For now, patients who volunteer for the course are faculty and staff members from the College. Van Langen said she hopes to include participants from the Cortland community in the future. Patients mostly demonstrate high-risk health concerns, which offers students exposure to a clinical population of clients as opposed to a recreation population, Van Langen said.

She also has expanded the course from three to four credits, which means students would meet with clients twice per week to gain more experience. Those students who are part of the course’s inaugural cohort are enjoying the hands-on experience they have gained so far.

Philip Socci, a senior kinesiology: exercise science major from Westchester, N.Y., said the class has been equally as beneficial for employee patients and students involved.

“The clients love it as a whole and they’ve been doing well,” Socci said. “Being able to have your class and teacher to help with the exercises and clients makes the experience so much better than having to do it without support.”

Nancy Newell, a senior fitness development major from Glenfield, N.Y., has noticed clients helping each other in staying on track with their health goals.

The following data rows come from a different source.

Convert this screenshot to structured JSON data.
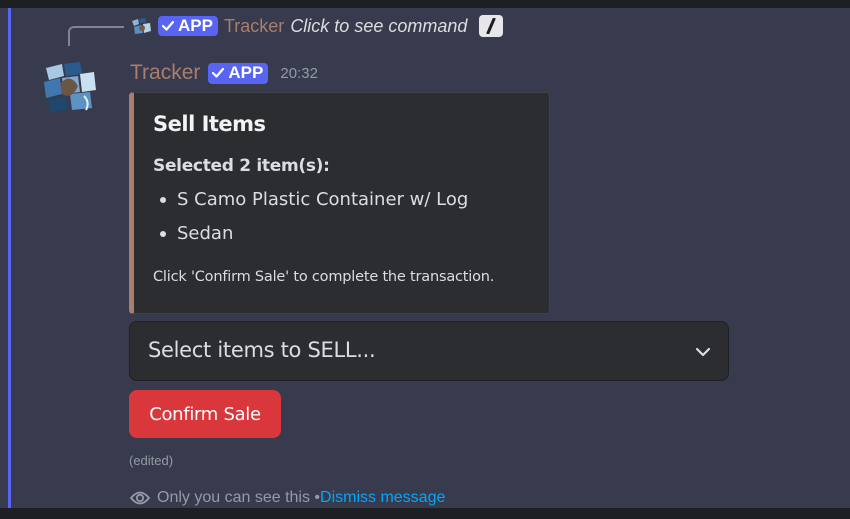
{
  "reply": {
    "app_tag": "APP",
    "name": "Tracker",
    "command_text": "Click to see command",
    "command_icon": "slash-command-icon"
  },
  "message": {
    "author": "Tracker",
    "app_tag": "APP",
    "timestamp": "20:32",
    "avatar_icon": "tracker-bot-avatar"
  },
  "embed": {
    "title": "Sell Items",
    "subtitle": "Selected 2 item(s):",
    "items": [
      "S Camo Plastic Container w/ Log",
      "Sedan"
    ],
    "footer": "Click 'Confirm Sale' to complete the transaction.",
    "accent_color": "#a87f6d"
  },
  "select": {
    "placeholder": "Select items to SELL..."
  },
  "confirm_button": {
    "label": "Confirm Sale",
    "color": "#da373c"
  },
  "edited_label": "(edited)",
  "ephemeral": {
    "notice": "Only you can see this",
    "separator": " • ",
    "dismiss_label": "Dismiss message"
  },
  "colors": {
    "background": "#383a4d",
    "highlight_bar": "#5865f2",
    "app_tag": "#5865f2",
    "link": "#00a8fc"
  }
}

“The clients all get along and motivate each other to keep doing better,” she said. “It’s almost like a friendly competition.”

The course’s service learning foundation has played a major role in its outcomes so far. Van Langen worked closely with John Suarez, the College’s coordinator of service learning, to develop the course. The service learning process integrates meaningful community service with instruction and reflection to enrich the learning experience. Service learning helps students understand course-related topics from other people’s points of view.

According to Suarez, the service learning angle of the course makes it more rich and unique.

“Students are able to understand more because of this component and it allows them to work with people of all different backgrounds and habits,” Suarez said.

The course fosters close relationships between the aspiring health professionals and the type of clients that they likely will work with in the future.

“You have to know yourself before you know someone else,” Suarez said.